Blood gold and its new U.S. visa
On the provenance of this gold, Sanchez is clear on what to call it: "Blood gold."
Minerven, the former state mining company, absorbed two months ago by CVM, "has not invested for years, its infrastructure is on the floor, the only mine that is operational and with minimum production is Mina Colombia," Sánchez says. To remove it from CVG and attach it to CVM aims at "being able to channel all the gold that CVM receives from the Strategic Alliances and other organizations, having in common its obscure origin."
Thus, traceability is, without a doubt, impossible to guarantee as of today. With Minerven's "formal" production at minimum levels, various actors consulted by Sanchez fear that illegally extracted gold will be mixed with the scarce legal production, thereby allowing export quotas to be met and facilitating its entry into international markets, including the United States. The former employee of the recovery firms goes so far as to suggest, though this remains unverified, that a portion of the network of recovery companies belongs, either directly or through proxies, to high-ranking officials within the national executive branch; among those he names are the Rodríguez brothers themselves.
"If I lived in Caracas I think I would have seen fewer ministers and politicians than those who have landed in Nacupay, Delcy, Jorge, Héctor Rodríguez, many generals and a couple that today reside in a jail in Gringolandia," the source jocularly said, referring to Nicolás Maduro and Cilia Flores, who are currently imprisoned in the U.S. awaiting trial.
However, the U.S. is moving forward in the legal framework. On March 6, 2026, one day after Burgum concluded his visit to Caracas, the U.S. Treasury's Office of Foreign Assets Control (OFAC) issued General License 51, which authorized U.S. entities to engage commercially with Minerven, sanctioned since 2019 precisely "for operating in the gold sector of the Venezuelan economy." On March 27, License 51A was replaced and expanded, along with licenses 54 and 55, extending the opening to the export, purchase, storage, and transportation of Venezuelan minerals, including gold. The licenses require, among other conditions, contracts governed by U.S. law and due diligence reports on the mineral's chain of custody.

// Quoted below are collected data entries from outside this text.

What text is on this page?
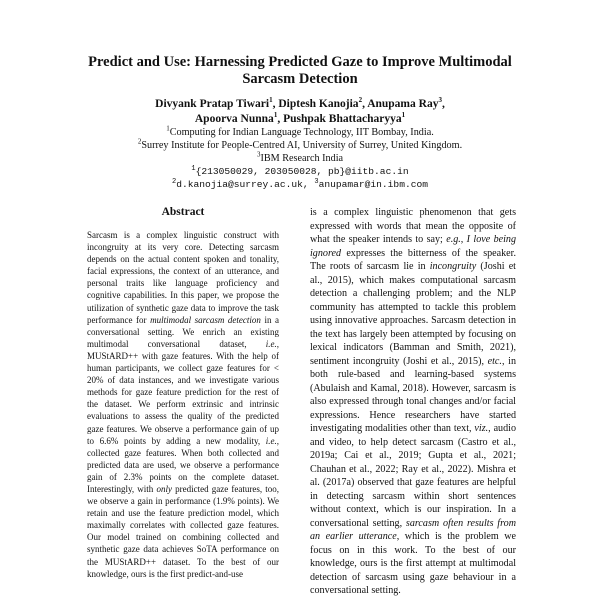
Predict and Use: Harnessing Predicted Gaze to Improve Multimodal Sarcasm Detection
Divyank Pratap Tiwari$^1$, Diptesh Kanojia$^2$, Anupama Ray$^3$,
Apoorva Nunna$^1$, Pushpak Bhattacharyya$^1$
$^1$Computing for Indian Language Technology, IIT Bombay, India.
$^2$Surrey Institute for People-Centred AI, University of Surrey, United Kingdom.
$^3$IBM Research India
$^1${213050029, 203050028, pb}@iitb.ac.in
$^2$d.kanojia@surrey.ac.uk, $^3$anupamar@in.ibm.com
Abstract
Sarcasm is a complex linguistic construct with incongruity at its very core. Detecting sarcasm depends on the actual content spoken and tonality, facial expressions, the context of an utterance, and personal traits like language proficiency and cognitive capabilities. In this paper, we propose the utilization of synthetic gaze data to improve the task performance for multimodal sarcasm detection in a conversational setting. We enrich an existing multimodal conversational dataset, i.e., MUStARD++ with gaze features. With the help of human participants, we collect gaze features for < 20% of data instances, and we investigate various methods for gaze feature prediction for the rest of the dataset. We perform extrinsic and intrinsic evaluations to assess the quality of the predicted gaze features. We observe a performance gain of up to 6.6% points by adding a new modality, i.e., collected gaze features. When both collected and predicted data are used, we observe a performance gain of 2.3% points on the complete dataset. Interestingly, with only predicted gaze features, too, we observe a gain in performance (1.9% points). We retain and use the feature prediction model, which maximally correlates with collected gaze features. Our model trained on combining collected and synthetic gaze data achieves SoTA performance on the MUStARD++ dataset. To the best of our knowledge, ours is the first predict-and-use

is a complex linguistic phenomenon that gets expressed with words that mean the opposite of what the speaker intends to say; e.g., I love being ignored expresses the bitterness of the speaker. The roots of sarcasm lie in incongruity (Joshi et al., 2015), which makes computational sarcasm detection a challenging problem; and the NLP community has attempted to tackle this problem using innovative approaches. Sarcasm detection in the text has largely been attempted by focusing on lexical indicators (Bamman and Smith, 2021), sentiment incongruity (Joshi et al., 2015), etc., in both rule-based and learning-based systems (Abulaish and Kamal, 2018). However, sarcasm is also expressed through tonal changes and/or facial expressions. Hence researchers have started investigating modalities other than text, viz., audio and video, to help detect sarcasm (Castro et al., 2019a; Cai et al., 2019; Gupta et al., 2021; Chauhan et al., 2022; Ray et al., 2022). Mishra et al. (2017a) observed that gaze features are helpful in detecting sarcasm within short sentences without context, which is our inspiration. In a conversational setting, sarcasm often results from an earlier utterance, which is the problem we focus on in this work. To the best of our knowledge, ours is the first attempt at multimodal detection of sarcasm using gaze behaviour in a conversational setting.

That is the underlying problem: the U.S. Treasury requires due diligence on the origin of Venezuelan gold, while the state counterpart of that chain - the CVM - is the same one that issues official letters demanding fifteen grams per month to traders in a region where the mills pay "a vacuna" per engine and mercury is sold by several armed gangs and terrorist groups such as the ELN.
That is a delicate fact, because today U.S. companies are signing memorandums worth billions of dollars, betting on contracts of up to 30 years in a territory still dominated by Tren de Aragua, Tren de Guayana, the ELN and other groups. It is a risky bet, since a law custom-made in Caracas is not enough to tame an illicit economy consolidated during a decade, with guerrilla presence, armed control by sectors and an accomplice State. The honeymoon between the gold firms and the interim regime of Delcy Rodriguez takes place, for now, in hotels in Caracas and palaces with television cameras. The problem is that gold is not extracted there. It is mined in the hills, where lead rules today.